A polystyrene ice chest contains 3 kg of ice at 0 degrees Celsius. Triangle H for melting = 3.34 x 10 to the 5 power J/kg p = 1000 kg/m cubed, CP =4190 J/ (kg K). Heat transfer is limited by conduction (k=0.06W/m K)) from the outside wall at 30 degrees Celsius. This means that temperature within the ice chest is not a function of position. Assume the heat flux (J/(sec m squared) is the same through all walls: top, sides, bottom. The walls have thickness = 4 cm and total surface area = 2400 cm squared.

Question

A polystyrene ice chest contains 3 kg of ice at 0 degrees Celsius. Triangle H for melting = 3.34 x 10 to the 5 power J/kg p = 1000 kg/m cubed, CP =4190 J/ (kg K). Heat transfer is limited by conduction (k=0.06W/m K)) from the outside wall at 30 degrees Celsius. This means that temperature within the ice chest is not a function of position. Assume the heat flux (J/(sec m squared) is the same through all walls: top, sides, bottom.

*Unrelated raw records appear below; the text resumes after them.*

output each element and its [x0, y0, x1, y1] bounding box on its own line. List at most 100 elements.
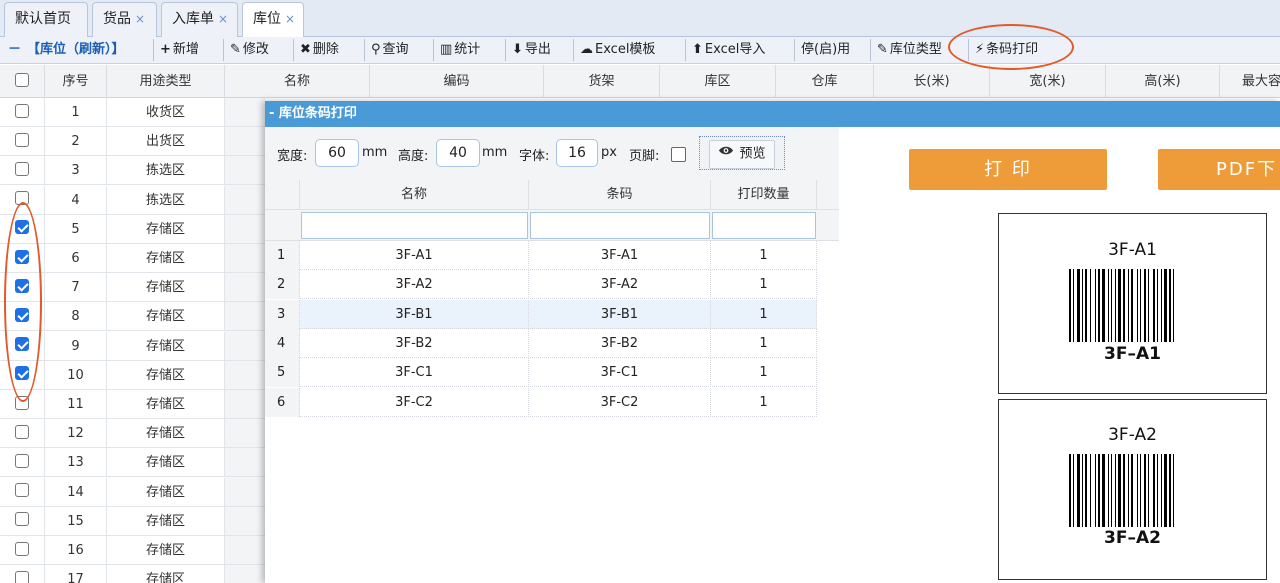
- row-checkbox[interactable]: [15, 453, 29, 468]
- table-row[interactable]: 4 拣选区: [0, 185, 265, 215]
- table-row[interactable]: 11 存储区: [0, 390, 265, 419]
- collapse-icon[interactable]: －: [8, 42, 21, 57]
- column-header-name[interactable]: 名称: [300, 180, 529, 210]
- stats-button[interactable]: ▥ 统计: [433, 39, 480, 61]
- barcode-bar: [1137, 454, 1138, 527]
- close-icon[interactable]: ×: [218, 12, 228, 26]
- barcode-bar: [1144, 454, 1146, 527]
- dialog-title: - 库位条码打印: [265, 101, 1280, 127]
- row-select-cell[interactable]: [0, 565, 45, 583]
- filter-code-input[interactable]: [530, 212, 710, 239]
- preview-button[interactable]: 预览: [699, 136, 785, 170]
- row-select-cell[interactable]: [0, 536, 45, 565]
- barcode-bar: [1073, 454, 1074, 527]
- table-row[interactable]: 17 存储区: [0, 565, 265, 583]
- height-label: 高度:: [398, 149, 429, 164]
- row-qty[interactable]: 1: [711, 270, 817, 300]
- print-button[interactable]: 打 印: [909, 149, 1107, 190]
- row-checkbox[interactable]: [15, 512, 29, 527]
- row-checkbox[interactable]: [15, 132, 29, 147]
- column-header[interactable]: 长(米): [874, 65, 990, 98]
- barcode-bar: [1140, 454, 1141, 527]
- location-type-button[interactable]: ✎ 库位类型: [870, 39, 942, 61]
- list-item[interactable]: 2 3F-A2 3F-A2 1: [265, 270, 817, 300]
- row-checkbox[interactable]: [15, 570, 29, 583]
- query-button[interactable]: ⚲ 查询: [364, 39, 409, 61]
- row-qty[interactable]: 1: [711, 358, 817, 388]
- barcode-bar: [1157, 454, 1158, 527]
- list-item[interactable]: 6 3F-C2 3F-C2 1: [265, 387, 817, 417]
- column-header[interactable]: 货架: [544, 65, 660, 98]
- column-header-code[interactable]: 条码: [529, 180, 711, 210]
- list-item[interactable]: 3 3F-B1 3F-B1 1: [265, 299, 817, 329]
- column-header-qty[interactable]: 打印数量: [711, 180, 817, 210]
- excel-template-button[interactable]: ☁ Excel模板: [573, 39, 655, 61]
- row-checkbox[interactable]: [15, 424, 29, 439]
- barcode-bar: [1123, 454, 1125, 527]
- width-input[interactable]: 60: [315, 139, 359, 167]
- column-header[interactable]: 库区: [660, 65, 776, 98]
- export-button[interactable]: ⬇ 导出: [505, 39, 551, 61]
- filter-qty-input[interactable]: [712, 212, 816, 239]
- row-select-cell[interactable]: [0, 156, 45, 186]
- row-checkbox[interactable]: [15, 103, 29, 118]
- column-header[interactable]: 最大容: [1220, 65, 1280, 98]
- table-row[interactable]: 15 存储区: [0, 506, 265, 536]
- row-select-cell[interactable]: [0, 419, 45, 449]
- font-size-input[interactable]: 16: [556, 139, 598, 167]
- row-checkbox[interactable]: [15, 161, 29, 176]
- add-button[interactable]: + 新增: [153, 39, 199, 61]
- column-header[interactable]: 用途类型: [107, 65, 225, 98]
- row-qty[interactable]: 1: [711, 328, 817, 358]
- column-header[interactable]: 序号: [45, 65, 107, 98]
- table-row[interactable]: 1 收货区: [0, 98, 265, 127]
- tab-goods[interactable]: 货品 ×: [92, 2, 157, 37]
- toggle-enable-button[interactable]: 停(启)用: [794, 39, 850, 61]
- row-select-cell[interactable]: [0, 127, 45, 157]
- row-name: 3F-A1: [300, 241, 529, 270]
- list-item[interactable]: 5 3F-C1 3F-C1 1: [265, 358, 817, 388]
- select-all-checkbox[interactable]: [15, 72, 29, 87]
- delete-button[interactable]: ✖ 删除: [293, 39, 339, 61]
- filter-name-input[interactable]: [301, 212, 528, 239]
- barcode-bar: [1157, 269, 1158, 342]
- table-row[interactable]: 2 出货区: [0, 127, 265, 157]
- column-header[interactable]: 高(米): [1106, 65, 1220, 98]
- row-checkbox[interactable]: [15, 541, 29, 556]
- pdf-download-button[interactable]: PDF下: [1158, 149, 1280, 190]
- footer-checkbox[interactable]: [671, 147, 686, 162]
- list-item[interactable]: 4 3F-B2 3F-B2 1: [265, 328, 817, 358]
- refresh-link[interactable]: － 【库位（刷新）】: [8, 39, 125, 61]
- table-row[interactable]: 14 存储区: [0, 477, 265, 507]
- row-qty[interactable]: 1: [711, 299, 817, 329]
- column-header[interactable]: 名称: [225, 65, 370, 98]
- row-select-cell[interactable]: [0, 448, 45, 478]
- excel-import-button[interactable]: ⬆ Excel导入: [685, 39, 765, 61]
- row-usage-type: 存储区: [107, 565, 225, 583]
- tab-home[interactable]: 默认首页: [4, 2, 88, 37]
- table-row[interactable]: 12 存储区: [0, 419, 265, 449]
- tab-location[interactable]: 库位 ×: [242, 2, 304, 38]
- column-header[interactable]: 仓库: [776, 65, 874, 98]
- barcode-bar: [1148, 269, 1149, 342]
- edit-button[interactable]: ✎ 修改: [223, 39, 269, 61]
- select-all-cell[interactable]: [0, 65, 45, 98]
- close-icon[interactable]: ×: [135, 12, 145, 26]
- row-qty[interactable]: 1: [711, 241, 817, 270]
- table-row[interactable]: 5 存储区: [0, 214, 265, 244]
- row-qty[interactable]: 1: [711, 387, 817, 417]
- table-row[interactable]: 16 存储区: [0, 536, 265, 565]
- row-select-cell[interactable]: [0, 477, 45, 507]
- row-checkbox[interactable]: [15, 483, 29, 498]
- row-select-cell[interactable]: [0, 98, 45, 127]
- tab-inbound[interactable]: 入库单 ×: [161, 2, 238, 37]
- table-row[interactable]: 13 存储区: [0, 448, 265, 478]
- row-code: 3F-A1: [529, 241, 711, 270]
- column-header[interactable]: 编码: [370, 65, 544, 98]
- row-select-cell[interactable]: [0, 506, 45, 536]
- list-item[interactable]: 1 3F-A1 3F-A1 1: [265, 241, 817, 270]
- table-row[interactable]: 10 存储区: [0, 360, 265, 390]
- height-input[interactable]: 40: [436, 139, 480, 167]
- table-row[interactable]: 3 拣选区: [0, 156, 265, 186]
- close-icon[interactable]: ×: [285, 12, 295, 26]
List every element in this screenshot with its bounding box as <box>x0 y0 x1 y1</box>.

The walls have thickness = 4 cm and total surface area = 2400 cm squared.

Suppose heat transfer is due to conduction through the wall and convection at the surface with h = 8W/ (m squared K) to ambient air at T infinity = 30 degrees Celsius.

Calculate the outside surface temperature.

Answer 1

To calculate the outside surface temperature of the polystyrene ice chest, we need to consider the heat transfer through conduction and convection.

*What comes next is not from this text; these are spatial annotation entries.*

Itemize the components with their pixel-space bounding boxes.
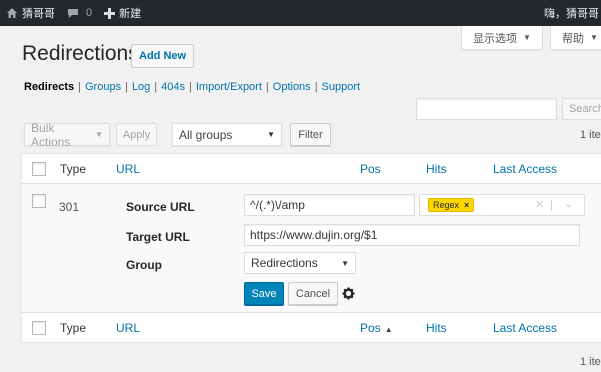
search-input[interactable] bbox=[416, 98, 557, 120]
caret-down-icon: ▼ bbox=[341, 258, 349, 268]
regex-flag-label: Regex bbox=[433, 200, 460, 210]
site-name-link[interactable]: 猜哥哥 bbox=[0, 0, 61, 26]
separator: | bbox=[550, 199, 553, 211]
help-toggle[interactable]: 帮助 ▼ bbox=[550, 26, 601, 50]
caret-down-icon: ▼ bbox=[590, 33, 598, 42]
col-url-footer[interactable]: URL bbox=[116, 321, 140, 335]
target-url-label: Target URL bbox=[126, 230, 190, 244]
col-url[interactable]: URL bbox=[116, 162, 140, 176]
comment-icon bbox=[68, 9, 78, 18]
col-pos-footer[interactable]: Pos ▲ bbox=[360, 321, 393, 335]
screen-options-toggle[interactable]: 显示选项 ▼ bbox=[461, 26, 543, 50]
greeting: 嗨，猜哥哥 bbox=[544, 8, 599, 20]
col-type: Type bbox=[60, 161, 87, 176]
sort-up-icon: ▲ bbox=[384, 324, 393, 334]
group-label: Group bbox=[126, 258, 162, 272]
col-hits[interactable]: Hits bbox=[426, 162, 447, 176]
regex-flag: Regex × bbox=[428, 198, 475, 212]
table-row: 301 Source URL ^/(.*)\/amp Regex × ✕ | ⌄… bbox=[22, 184, 601, 312]
clear-icon[interactable]: ✕ bbox=[535, 198, 544, 211]
group-select-value: Redirections bbox=[251, 256, 318, 270]
redirects-table: Type URL Pos Hits Last Access 301 Source… bbox=[21, 153, 601, 343]
admin-bar: 猜哥哥 0 新建 嗨，猜哥哥 bbox=[0, 0, 601, 26]
group-filter-label: All groups bbox=[179, 127, 233, 142]
col-pos[interactable]: Pos bbox=[360, 162, 381, 176]
subnav-import-export[interactable]: Import/Export bbox=[196, 81, 262, 93]
bulk-actions-label: Bulk Actions bbox=[31, 120, 71, 149]
chevron-down-icon[interactable]: ⌄ bbox=[564, 197, 573, 210]
new-content-link[interactable]: 新建 bbox=[98, 0, 147, 26]
apply-button[interactable]: Apply bbox=[116, 123, 157, 146]
filter-button[interactable]: Filter bbox=[290, 123, 331, 146]
remove-flag-icon[interactable]: × bbox=[464, 200, 469, 210]
gear-icon[interactable] bbox=[341, 286, 356, 301]
items-count-top: 1 ite bbox=[580, 129, 601, 141]
plus-icon bbox=[104, 7, 116, 19]
col-last-access[interactable]: Last Access bbox=[493, 162, 557, 176]
group-select[interactable]: Redirections ▼ bbox=[244, 252, 356, 274]
flags-select[interactable]: Regex × ✕ | ⌄ bbox=[419, 194, 585, 216]
caret-down-icon: ▼ bbox=[523, 33, 531, 42]
row-checkbox[interactable] bbox=[32, 194, 46, 208]
new-label: 新建 bbox=[119, 8, 142, 20]
source-url-label: Source URL bbox=[126, 200, 195, 214]
group-filter-select[interactable]: All groups ▼ bbox=[172, 123, 282, 146]
subnav-support[interactable]: Support bbox=[322, 81, 361, 93]
home-icon bbox=[7, 8, 17, 18]
row-type: 301 bbox=[59, 200, 80, 214]
subnav-log[interactable]: Log bbox=[132, 81, 150, 93]
comments-count: 0 bbox=[86, 7, 93, 19]
caret-down-icon: ▼ bbox=[267, 130, 275, 139]
account-link[interactable]: 嗨，猜哥哥 bbox=[544, 0, 601, 26]
cancel-button[interactable]: Cancel bbox=[288, 282, 338, 305]
page-title: Redirections bbox=[22, 42, 139, 65]
col-type-footer: Type bbox=[60, 320, 87, 335]
select-all-checkbox[interactable] bbox=[32, 161, 46, 176]
col-last-access-footer[interactable]: Last Access bbox=[493, 321, 557, 335]
subnav-redirects[interactable]: Redirects bbox=[24, 81, 74, 93]
comments-link[interactable]: 0 bbox=[61, 0, 98, 26]
search-button[interactable]: Search bbox=[562, 98, 601, 120]
caret-down-icon: ▼ bbox=[95, 130, 103, 139]
add-new-button[interactable]: Add New bbox=[131, 44, 195, 68]
subnav-404s[interactable]: 404s bbox=[161, 81, 185, 93]
source-url-input[interactable]: ^/(.*)\/amp bbox=[244, 194, 415, 216]
table-header: Type URL Pos Hits Last Access bbox=[22, 154, 601, 184]
items-count-bottom: 1 ite bbox=[580, 356, 601, 368]
table-footer: Type URL Pos ▲ Hits Last Access bbox=[22, 312, 601, 342]
screen-options-label: 显示选项 bbox=[473, 32, 518, 45]
bulk-actions-select[interactable]: Bulk Actions ▼ bbox=[24, 120, 110, 149]
site-name: 猜哥哥 bbox=[22, 8, 55, 20]
col-pos-footer-label: Pos bbox=[360, 320, 381, 335]
subnav-options[interactable]: Options bbox=[273, 81, 311, 93]
subnav-groups[interactable]: Groups bbox=[85, 81, 121, 93]
target-url-input[interactable]: https://www.dujin.org/$1 bbox=[244, 224, 580, 246]
save-button[interactable]: Save bbox=[244, 282, 284, 305]
select-all-checkbox-footer[interactable] bbox=[32, 320, 46, 335]
col-hits-footer[interactable]: Hits bbox=[426, 321, 447, 335]
help-label: 帮助 bbox=[562, 32, 585, 45]
subsubsub-nav: Redirects | Groups | Log | 404s | Import/Export |… bbox=[24, 81, 361, 93]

First, let's calculate the heat transfer through conduction.

1. Calculate the thermal resistance of the wall:
The thermal resistance (R) is given by the formula R = (thickness)/(conductivity x area).
- The thickness of the wall is 4 cm, which is equal to 0.04 m.
- The conductivity (k) is given as 0.06 W/(m K).
- The total surface area of the walls is given as 2400 cm^2, which is equal to 0.24 m^2.

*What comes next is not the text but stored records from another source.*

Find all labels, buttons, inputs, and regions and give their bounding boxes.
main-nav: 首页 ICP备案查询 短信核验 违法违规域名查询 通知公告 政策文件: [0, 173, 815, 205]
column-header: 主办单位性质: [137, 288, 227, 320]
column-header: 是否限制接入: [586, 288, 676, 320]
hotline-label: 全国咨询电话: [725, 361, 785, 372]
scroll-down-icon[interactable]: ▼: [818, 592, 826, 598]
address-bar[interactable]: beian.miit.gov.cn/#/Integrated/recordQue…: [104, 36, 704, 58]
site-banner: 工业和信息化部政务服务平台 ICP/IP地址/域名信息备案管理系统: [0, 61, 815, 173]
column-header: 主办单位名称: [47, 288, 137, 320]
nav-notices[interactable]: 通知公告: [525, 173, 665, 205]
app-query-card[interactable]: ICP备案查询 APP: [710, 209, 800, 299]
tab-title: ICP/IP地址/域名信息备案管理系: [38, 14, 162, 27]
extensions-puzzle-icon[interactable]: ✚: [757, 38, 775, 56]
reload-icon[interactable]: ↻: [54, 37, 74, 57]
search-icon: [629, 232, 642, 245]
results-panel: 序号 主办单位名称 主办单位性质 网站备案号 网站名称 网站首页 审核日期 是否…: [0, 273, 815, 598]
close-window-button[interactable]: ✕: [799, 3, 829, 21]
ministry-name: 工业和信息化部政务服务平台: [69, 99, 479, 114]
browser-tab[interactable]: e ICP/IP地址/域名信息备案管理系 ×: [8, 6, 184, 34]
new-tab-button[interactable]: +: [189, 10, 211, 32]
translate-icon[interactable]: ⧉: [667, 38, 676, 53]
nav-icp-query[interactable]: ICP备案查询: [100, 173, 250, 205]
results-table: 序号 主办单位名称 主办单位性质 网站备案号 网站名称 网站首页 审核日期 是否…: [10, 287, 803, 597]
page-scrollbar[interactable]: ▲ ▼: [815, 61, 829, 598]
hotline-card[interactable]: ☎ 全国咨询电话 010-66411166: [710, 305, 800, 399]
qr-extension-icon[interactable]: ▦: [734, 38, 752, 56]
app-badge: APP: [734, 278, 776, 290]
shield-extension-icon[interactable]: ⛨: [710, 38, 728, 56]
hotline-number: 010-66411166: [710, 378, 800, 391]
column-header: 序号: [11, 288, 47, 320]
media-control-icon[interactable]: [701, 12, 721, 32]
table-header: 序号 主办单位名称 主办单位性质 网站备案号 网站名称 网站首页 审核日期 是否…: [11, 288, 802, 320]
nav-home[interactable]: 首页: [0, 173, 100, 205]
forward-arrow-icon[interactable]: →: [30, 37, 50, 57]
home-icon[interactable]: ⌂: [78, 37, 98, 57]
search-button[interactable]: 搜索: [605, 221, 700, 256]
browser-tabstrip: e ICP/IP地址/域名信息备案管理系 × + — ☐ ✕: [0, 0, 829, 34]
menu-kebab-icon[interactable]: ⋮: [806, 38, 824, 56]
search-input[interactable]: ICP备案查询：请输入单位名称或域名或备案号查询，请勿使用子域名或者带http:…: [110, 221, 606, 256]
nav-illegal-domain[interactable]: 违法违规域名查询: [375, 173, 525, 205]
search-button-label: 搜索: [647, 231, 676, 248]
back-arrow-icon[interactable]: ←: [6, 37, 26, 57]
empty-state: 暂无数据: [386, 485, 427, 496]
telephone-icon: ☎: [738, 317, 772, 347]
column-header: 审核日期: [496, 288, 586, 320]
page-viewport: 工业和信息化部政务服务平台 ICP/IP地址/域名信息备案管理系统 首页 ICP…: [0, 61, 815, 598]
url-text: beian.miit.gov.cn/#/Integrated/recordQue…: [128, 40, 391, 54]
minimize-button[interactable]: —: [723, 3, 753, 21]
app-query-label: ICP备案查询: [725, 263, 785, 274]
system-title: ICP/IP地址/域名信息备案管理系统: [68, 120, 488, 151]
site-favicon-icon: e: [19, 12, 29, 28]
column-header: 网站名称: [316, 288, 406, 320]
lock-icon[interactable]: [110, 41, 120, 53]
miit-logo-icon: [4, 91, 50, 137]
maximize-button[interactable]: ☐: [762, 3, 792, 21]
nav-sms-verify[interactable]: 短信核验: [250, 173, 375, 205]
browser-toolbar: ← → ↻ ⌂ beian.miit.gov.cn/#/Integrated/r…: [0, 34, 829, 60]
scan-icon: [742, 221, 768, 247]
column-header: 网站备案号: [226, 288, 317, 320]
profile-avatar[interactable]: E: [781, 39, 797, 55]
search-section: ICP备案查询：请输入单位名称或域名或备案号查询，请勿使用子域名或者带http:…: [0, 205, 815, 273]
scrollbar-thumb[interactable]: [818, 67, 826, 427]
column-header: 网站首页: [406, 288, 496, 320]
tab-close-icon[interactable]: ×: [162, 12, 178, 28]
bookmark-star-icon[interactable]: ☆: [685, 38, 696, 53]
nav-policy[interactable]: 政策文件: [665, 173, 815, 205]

So, R = (0.04 m) / (0.06 W/(m K) x 0.24 m^2) = 0.2778 K/W.

2. Calculate the heat flux through the wall:
The heat flux (q) is given by the formula q = (difference in temperature) / (thermal resistance).
- The difference in temperature is the outside temperature (T_outside) minus the ice temperature (0 degrees Celsius = 273 K).

Let's denote the outside surface temperature as T_outside.

We can use the heat flux equation with the given information to solve for T_outside:
q = (T_outside - 273 K) / 0.2778 K/W.

Now, let's consider the heat transfer through convection.

3. Calculate the heat transfer coefficient (h):
The heat transfer coefficient (h) is given as 8 W/(m^2 K).

4. Calculate the convective heat transfer rate:
The convective heat transfer rate (Q_conv) is given by the formula Q_conv = h x area x (T_outside - T_infinity).
- The area is the total surface area of the walls, which is 0.24 m^2.
- T_infinity is the ambient air temperature, given as 30 degrees Celsius = 303 K.

Using the convective heat transfer equation with the given information, we can solve for T_outside:
Q_conv = (8 W/(m^2 K)) x 0.24 m^2 x (T_outside - 303 K).

Since the heat transfer is the same through all walls, we can equate the heat flux through conduction (q) and the convective heat transfer rate (Q_conv).

(T_outside - 273 K) / 0.2778 K/W = (8 W/(m^2 K)) x 0.24 m^2 x (T_outside - 303 K).

To solve this equation, we can rearrange it and solve for T_outside.

Please note that the equation involves an iterative calculation method, which requires multiple iterations to obtain a accurate solution.

Therefore, the outside surface temperature, T_outside, can be determined by solving the above equation using an iterative calculation method or by using software capable of solving non-linear equations.